Intense, rapide, Red grass river exploite à merveille les mécanismes de la confrontation et explore la force des liens, tant familiaux, amoureux que ceux mus par la détestation. En toile de fond, le développement éclair de Miami, la prohibition, le jeu, la contrebande, quelques alligators et surtout ce paysage immense, le pays de l'herbe coupante, que l'on assèche peu à peu, tandis que l'homme et la ville gagnent du terrain.

Red Grass River, James Carlos Blake, éditions Rivages.

jeudi 5 juillet 2012

Texasville



Duane négocie difficilement le passage à la cinquantaine. Encore peu de temps auparavant à la tête d'une florissante exploitation pétrolière, il subit la crise de plein fouet. Mais ses soucis ne s'arrêtent pas là. Son couple prend l'eau, lui soutient sa pétulante épouse Karla qui se fait imprimer des tee-shirts au gré de ses changements d'humeur, affichant sur son torse de grandes vérités qu'elles puisent dans les chansons country ou les stickers qui ornent les voitures - « NE T'ACCROCHE PAS A CELUI QUE TU AIMES. S'IL SE TIRE, TRAQUE-LE ET FLINGUE-LE. » Son fils aîné Dickie est un charmant dealer partageant à l'occasion une maîtresse avec son père. Sa fille Nellie, dix-neuf ans, s'apprête à convoler pour la troisième fois, a déjà enfanté deux marmots et se promène inlassablement seins nus. Quant aux jumeaux, Jack et Julie, ce sont deux délinquants en puissance : « La semaine précédente, Jack et Julie avaient attiré un petit garçon dans le jardin et lui avaient lié les pieds et les mains avant de le jeter du haut du plongeoir. 
- On voulait savoir s'il pouvait faire un tour de magie, se défendit Jack. On jouait à Houdini, et c'était lui, Houdini. »
Ajoutez à  cette sympathique famille des amis fêlés, une amante hystérique et un ancien amour revenu au pays une bonne dose d'ironie sous le bras. C'est que la ville de Thalia toute entière semble atteinte de folie. Mais la dinguerie culmine avec la célébration du centenaire de la ville.

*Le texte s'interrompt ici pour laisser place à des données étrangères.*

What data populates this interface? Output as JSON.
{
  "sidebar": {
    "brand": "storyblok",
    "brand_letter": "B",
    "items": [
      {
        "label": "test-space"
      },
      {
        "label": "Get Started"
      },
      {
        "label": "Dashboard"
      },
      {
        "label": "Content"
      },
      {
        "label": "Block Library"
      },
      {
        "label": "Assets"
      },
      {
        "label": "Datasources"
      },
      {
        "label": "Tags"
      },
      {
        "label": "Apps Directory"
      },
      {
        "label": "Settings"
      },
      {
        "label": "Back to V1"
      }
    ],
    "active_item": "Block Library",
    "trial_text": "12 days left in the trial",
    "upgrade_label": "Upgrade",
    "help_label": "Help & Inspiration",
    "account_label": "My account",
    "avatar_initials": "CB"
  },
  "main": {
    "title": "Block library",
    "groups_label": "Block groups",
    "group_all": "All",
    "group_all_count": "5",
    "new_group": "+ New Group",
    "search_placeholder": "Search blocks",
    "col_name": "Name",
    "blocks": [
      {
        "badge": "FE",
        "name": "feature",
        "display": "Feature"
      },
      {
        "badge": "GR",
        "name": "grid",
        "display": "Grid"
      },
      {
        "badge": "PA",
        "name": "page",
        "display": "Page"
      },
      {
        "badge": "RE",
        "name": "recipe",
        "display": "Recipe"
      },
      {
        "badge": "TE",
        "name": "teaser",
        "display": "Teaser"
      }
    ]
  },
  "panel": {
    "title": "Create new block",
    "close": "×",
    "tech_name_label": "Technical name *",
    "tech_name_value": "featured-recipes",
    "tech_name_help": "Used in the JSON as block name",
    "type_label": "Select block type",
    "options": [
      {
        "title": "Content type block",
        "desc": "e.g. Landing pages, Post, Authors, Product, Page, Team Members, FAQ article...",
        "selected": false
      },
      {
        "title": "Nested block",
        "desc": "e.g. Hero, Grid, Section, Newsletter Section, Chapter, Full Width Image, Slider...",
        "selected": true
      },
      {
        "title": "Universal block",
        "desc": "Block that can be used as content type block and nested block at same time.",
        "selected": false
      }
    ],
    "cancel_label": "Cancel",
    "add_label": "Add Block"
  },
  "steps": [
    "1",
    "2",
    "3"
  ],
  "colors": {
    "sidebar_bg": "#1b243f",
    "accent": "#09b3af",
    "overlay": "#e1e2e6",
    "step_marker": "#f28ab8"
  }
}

Avec Texasville,  Larry McMurtry réalise un morceau de bravoure : pas un temps mort au gré de ces 500 pages de turpitude familiale et sentimentale. Les dialogues, cinglants et loufoques, font mouche, s'enchaînant du tac-au-tac, comme si rien ne retenait la flopée de personnages extravagants qui peuplent le roman. Excessifs, avides, concupiscents, consuméristes, ceux-ci créent en filigrane un portrait décapant - et attachant tout à la fois - des États-Unis. Un roman absurde et hilarant.

Texasville, Larry Mc Murtry, éditions Gallmeister.

lundi 2 juillet 2012

Natural enemies



Où l'on apprend que 646 romans vont déferler comme une masse molle à la rentrée prochaine et que Natural enemies, paru il y a un an aux éditions Baleine, a suscité autant d'attention qu'un moineau s'écrasant contre une vitre. Il y a pourtant de quoi être ému.

Paul Steward arbore tous les signes convenus de la réussite. Marié, père de trois enfants, propriétaire d'une belle demeure dans le Connecticut, cet ancien journaliste du New York Times dirige une revue, The Scientific Man, qu'il a reprise alors qu'elle se délabrait mais dont il est parvenu à redorer le blason, étoffant par là-même un peu plus sa stature. Cependant, Paul a décidé de tuer toute sa famille avant de se supprimer. Natural enemies est le récit de ses vingt-quatre dernières heures, au cours desquelles il fait l'examen du néant qui a englouti sa vie.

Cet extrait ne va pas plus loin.